Layoffs are a possibility, according to documents the administration recently shared with faculty about the program review process.
“While layoffs are a possible outcome of this process, the committees, councils and administration will remain mindful of the impacts of these decisions on faculty and staff,” a white-pager stated. University policies will be followed if layoffs become necessary.”
Before the vote was taken, Nail attended the faculty senate meeting with Doug Masterson, the senior associate provost for institutional success. Masterson took questions about a report he had recently shared that determined which programs were on the administration’s “red light list.”
The data analysis showed how more than 35 programs were or were not financially contributing to the university, among other data points.
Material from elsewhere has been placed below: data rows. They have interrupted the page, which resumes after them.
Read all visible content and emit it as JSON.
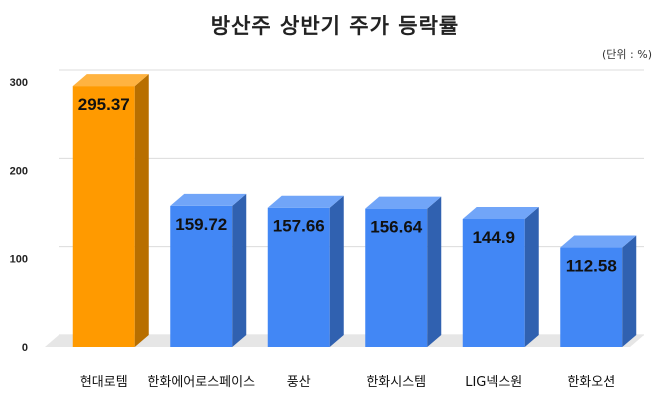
{
  "chart_data": {
    "type": "bar",
    "title": "방산주 상반기 주가 등락률",
    "unit": "(단위 : %)",
    "categories": [
      "현대로템",
      "한화에어로스페이스",
      "풍산",
      "한화시스템",
      "LIG넥스원",
      "한화오션"
    ],
    "values": [
      295.37,
      159.72,
      157.66,
      156.64,
      144.9,
      112.58
    ],
    "value_labels": [
      "295.37",
      "159.72",
      "157.66",
      "156.64",
      "144.9",
      "112.58"
    ],
    "ylim": [
      0,
      300
    ],
    "yticks": [
      "0",
      "100",
      "200",
      "300"
    ],
    "grid": true,
    "style": "3d-bar",
    "colors": {
      "highlight": "#ff9a00",
      "default": "#4287f5"
    }
  }
}
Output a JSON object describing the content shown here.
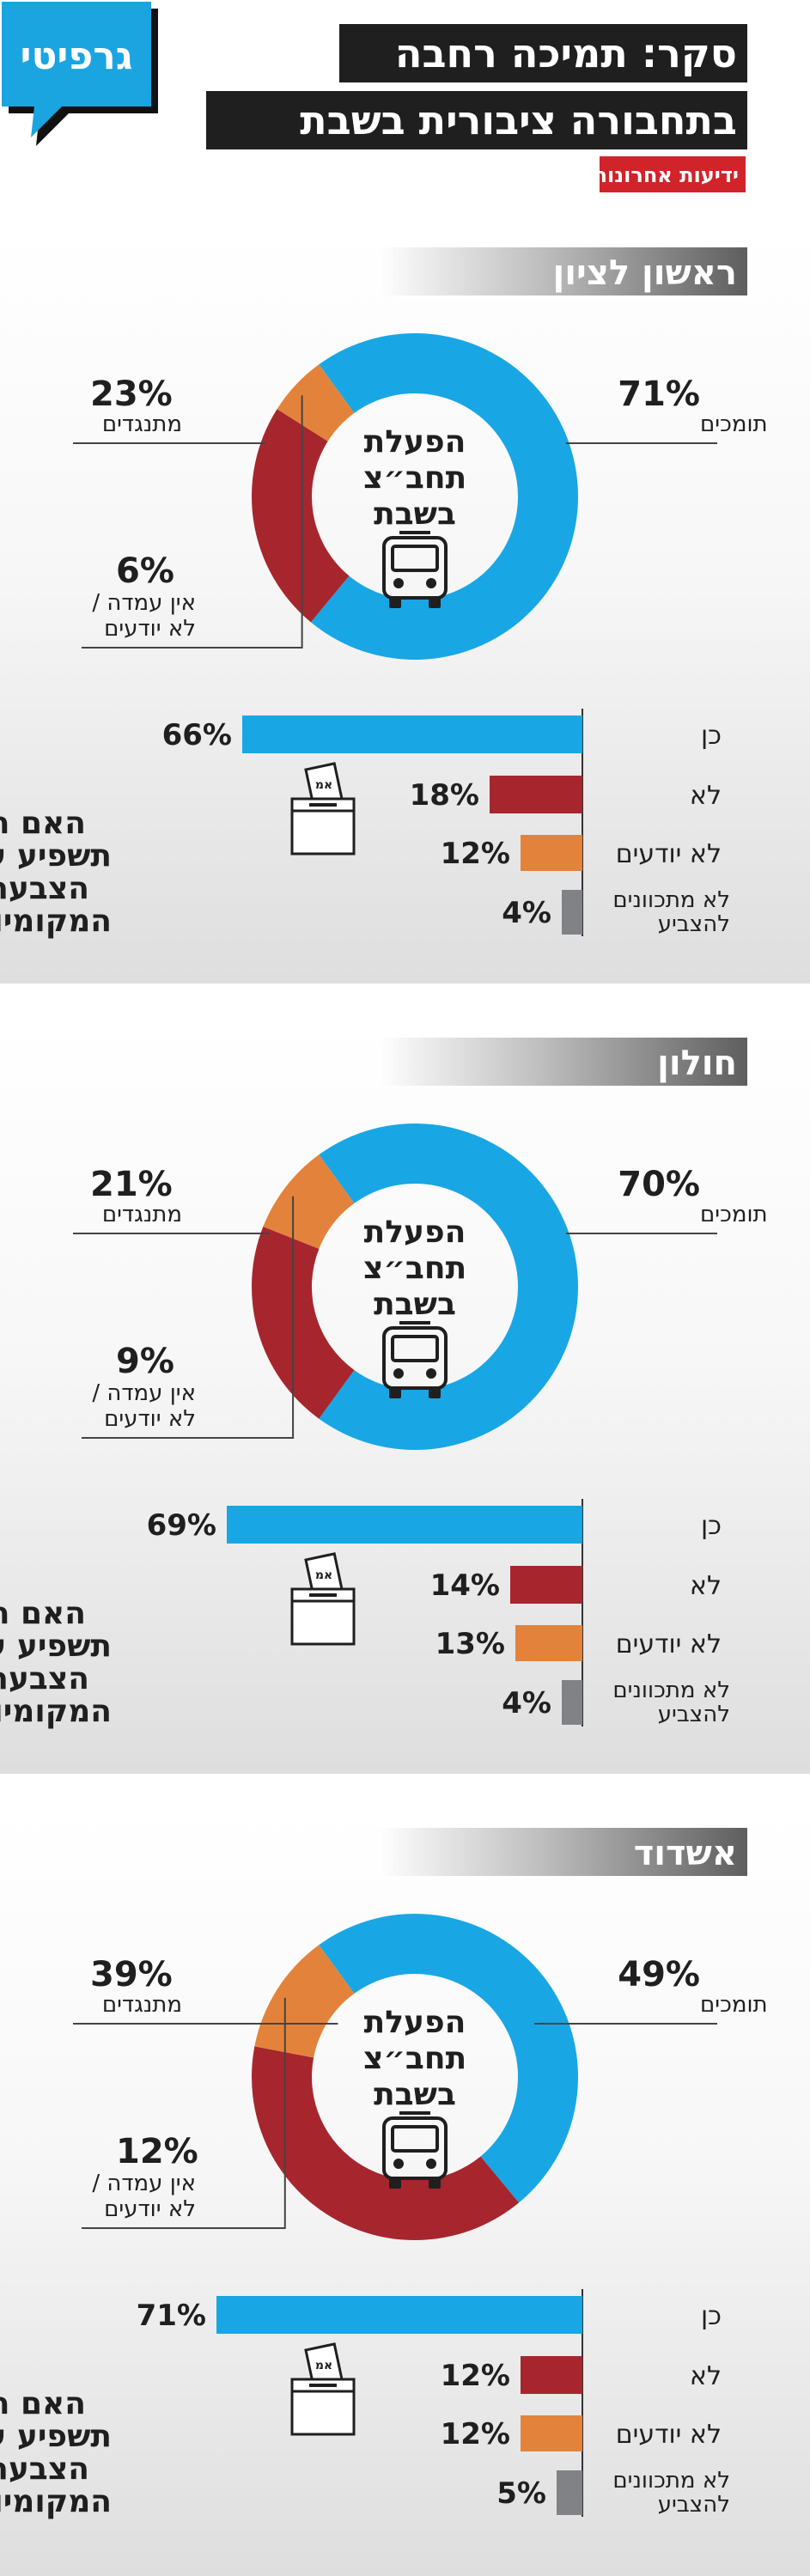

Not all programs were in the red but some, like a doctoral degree in computational science, cost the university $1,070 per credit hour.
“Those numbers are tied to people, and those people are graduates,” Masterson said. “It’s not just a number. It’s a number with a person and an interest in a program.”
Some unquantifiable factors the administration will look at include how the degree serves USM’s mission or engages with the community.
“Philosophy has been a program that has continuously not met our enrollment requirements,” Nail said. “That’s been put on stipulation on a rolling basis because it has been deemed critical to the university’s mission.”
One aspect of the process faculty took issue with is that USM’s requirements for program enrollment is higher than IHL’s. The review looks at cumulative graduates over a three-year period, but USM’s baseline is twice what IHL requires.
Nail noted that some of the university’s programs were already in the process of creating plans to boost enrollment and graduation numbers because they had been flagged by IHL due to the recent drop in student population.
“The rapid decline in enrollment is triggering a lot more of these reviews than we’ve ever had before,” Nail said. “When your enrollment is down 12-13% over three years, all of a sudden that starts to flow through and the graduation numbers decline.”
USM has directed faculty who will be required to revise their degree plans to evaluate the market demand for their program based on the Bureau of Labor Statistics or other sources of potential job growth in Mississippi.
“The degree plan should prepare students for their future careers, graduate school or professional programs, and to adapt to changes in the job marketplace,” Masterson’s report states.
The fate of the least-enrolled programs will be determined by the end of the semester, according to the white-paper. The process will repeat in the spring for programs that meet IHL’s minimum standards, but not USM’s.